It is a scene straight out of Mary Poppins. Strapped to a bass drum, cymbal in one hand, stick in the other, the conductor Richard Pittman parades around the Boston auditorium with a crash and a bang as if about to belt out chim-chim-cheroo. “Isn’t show business wonderful?” laughs a member of the orchestra. It is. But this isn’t show business. Or at least, I don’t think it is. In Europe contemporary classical music is a pretty dour thing. Not in America.
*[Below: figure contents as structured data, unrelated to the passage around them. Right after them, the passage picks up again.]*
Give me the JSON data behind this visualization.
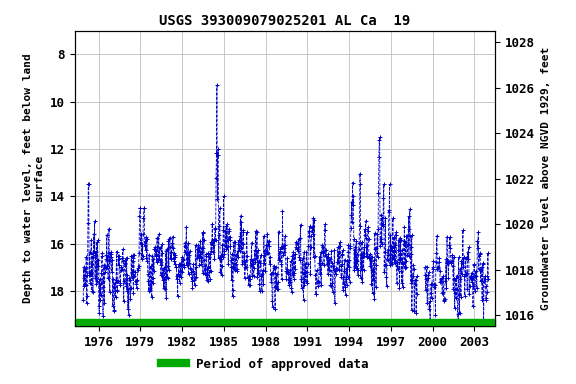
{
  "title": "USGS 393009079025201 AL Ca  19",
  "ylabel_left": "Depth to water level, feet below land\nsurface",
  "ylabel_right": "Groundwater level above NGVD 1929, feet",
  "xlim": [
    1974.3,
    2004.5
  ],
  "ylim_left": [
    19.5,
    7.0
  ],
  "ylim_right": [
    1015.5,
    1028.5
  ],
  "left_yticks": [
    8,
    10,
    12,
    14,
    16,
    18
  ],
  "right_yticks": [
    1016,
    1018,
    1020,
    1022,
    1024,
    1026,
    1028
  ],
  "xticks": [
    1976,
    1979,
    1982,
    1985,
    1988,
    1991,
    1994,
    1997,
    2000,
    2003
  ],
  "data_color": "#0000CC",
  "grid_color": "#C8C8C8",
  "bg_color": "#FFFFFF",
  "legend_label": "Period of approved data",
  "legend_color": "#00AA00",
  "title_fontsize": 10,
  "axis_label_fontsize": 8,
  "tick_fontsize": 9
}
Pittman’s Boston Musica Viva may be one of the oldest contemporary music ensembles in America, their performances may be edifying, but their game is still showbiz. Next week they come to Kings Place in London with three all-American concerts. In the programmes, unrepentant 12-toners rub shoulders with post-minimalists, neo-romantics, former rockers, jazz men and slickly brilliant encores from Bernard Hoffer, the man behind the music to the TV animation Thundercats: an accessible, eclectic and, even at its most uncompromising, engaging medley. Contemporary American composition has a lot to teach its European cousins.
“Europeans are very serious about the craft,” says the composer David Rakowski, one of Musica Viva’s regular collaborators, whose website gives us the following information: “David Rakowski has male pattern baldness, high blood pressure, little hope of growing a real beard and a chin dimple.” If he wasn’t a composer, Rakowski could be a stand-up.